“What can I get for ya?” Tony Silvoy shouted across a barrier stacked high with every type of chip, doodle and cracker imaginable. Behind the wall of grease and salt was a bald floating head with thick-framed glasses and a wide smile. A boy in line, decked out head-to-toe in Lehigh apparel, spoke up.
“I’ll take a Strugglebus, please.”
To an outsider, the exchange would sound like gibberish. The fluorescent menu behind the counter bears no such name. But to a Lehigh student, it’s an ordinary occurrence. Within minutes, the student was biting into a bacon, ham and cheddar jack cheese sandwich.
The Goosey Gander Deli, more commonly known as The Goose, has been one of Lehigh’s staple lunch destinations for almost 37 years.
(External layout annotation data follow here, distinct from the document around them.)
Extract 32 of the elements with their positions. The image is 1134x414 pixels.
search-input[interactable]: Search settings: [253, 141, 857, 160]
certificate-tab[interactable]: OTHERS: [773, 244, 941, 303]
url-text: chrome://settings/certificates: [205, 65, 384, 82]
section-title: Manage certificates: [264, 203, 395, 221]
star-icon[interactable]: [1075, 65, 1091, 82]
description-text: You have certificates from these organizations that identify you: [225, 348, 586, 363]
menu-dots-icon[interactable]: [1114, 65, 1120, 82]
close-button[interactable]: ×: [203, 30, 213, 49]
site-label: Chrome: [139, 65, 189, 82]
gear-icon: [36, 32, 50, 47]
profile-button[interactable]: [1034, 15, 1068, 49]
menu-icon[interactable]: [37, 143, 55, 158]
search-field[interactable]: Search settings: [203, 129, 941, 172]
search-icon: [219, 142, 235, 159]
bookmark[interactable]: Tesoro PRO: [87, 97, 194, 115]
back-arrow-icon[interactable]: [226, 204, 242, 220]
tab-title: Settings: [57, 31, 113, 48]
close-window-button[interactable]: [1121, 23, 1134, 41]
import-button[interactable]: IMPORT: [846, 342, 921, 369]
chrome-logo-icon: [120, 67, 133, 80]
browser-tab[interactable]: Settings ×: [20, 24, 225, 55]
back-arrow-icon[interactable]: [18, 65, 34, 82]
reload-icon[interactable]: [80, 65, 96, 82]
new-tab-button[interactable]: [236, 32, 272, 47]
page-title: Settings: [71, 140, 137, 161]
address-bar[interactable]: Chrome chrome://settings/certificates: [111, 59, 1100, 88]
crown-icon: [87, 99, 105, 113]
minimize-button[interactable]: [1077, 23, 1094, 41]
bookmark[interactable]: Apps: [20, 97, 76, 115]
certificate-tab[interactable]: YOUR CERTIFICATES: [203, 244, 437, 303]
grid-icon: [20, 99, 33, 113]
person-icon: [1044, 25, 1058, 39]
As the community has grown and transformed around the Fourth Street deli, The Goose’s presence has remained practice.
“We haven’t changed at all since 1979,” said Tony, owner of The Goose, though he prefers to simply be called a “sandwich maker.”
“We’ve been making sandwiches since the day we opened, and that’s what we continue to do to this day.”
The Goose has evolved, if only slightly. Several years ago, Tony introduced an option for customers to tweet their orders to @thegoosemen, which he said has definitely helped business.
“If people are in a hurry, they’re in and out in no time,” Tony said. “I’m glad Domino’s, after four and a half years, finally caught up to the small businesses.”
Since 2007, student clubs and organizations have teamed up with the deli to “Keep the Goose Open Late” in order to fundraise for their philanthropies. A man who loves to help the community in any way possible, Tony rarely denies a request to keep the deli open late.
“We used to fundraise with the student groups during the day during normal lunch hours, but we didn’t know who were our friends and who were friends of the organization,” Tony said. “So we started keeping it open late instead.”
The organizations sponsor keeping The Goose open after regular hours from 4 to 7 p.m., and their members either help to prepare and serve the food or draw in a crowd. At the end of the night, the student groups receive a percentage of the proceeds, but the exact amount varies based on the amount of money raised within the three hours.
“The sandwiches are a good price, and it’s a fun place to be,” said Sarah Segovia, ’17, taking her best guess as to what the secret may be. “There’s Lehigh paraphernalia everywhere, and Tony is the man.”
Deb Silvoy, Tony’s wife and the matriarch of the business, thinks she might know the reason for The Goose’s popularity.
“I think the friendly faces and good costumer relations are what keep people coming back,” she said. “A lot of times you go into restaurants and people aren’t smiling, people aren’t talking and sometimes they’re just outright nasty. Tony and I personally steer toward the places where people are nice to us, so that’s why we try to be inviting to everyone who comes in.”
Tony’s booming greeting to every person who walks through the door contributes to the atmosphere, as well as the way he refers to every costumer as his “friend” with utter genuineness. The existence of a secret menu, filled with sandwiches as unique as their names — Krabby Patties, Anakins and Wambulances make up the group, among dozens of others.
When asked about the not-so-well-kept secret, Tony gave little up.
“I have no idea what you’re talking about,” Tony said with a wink. “What secret menu?”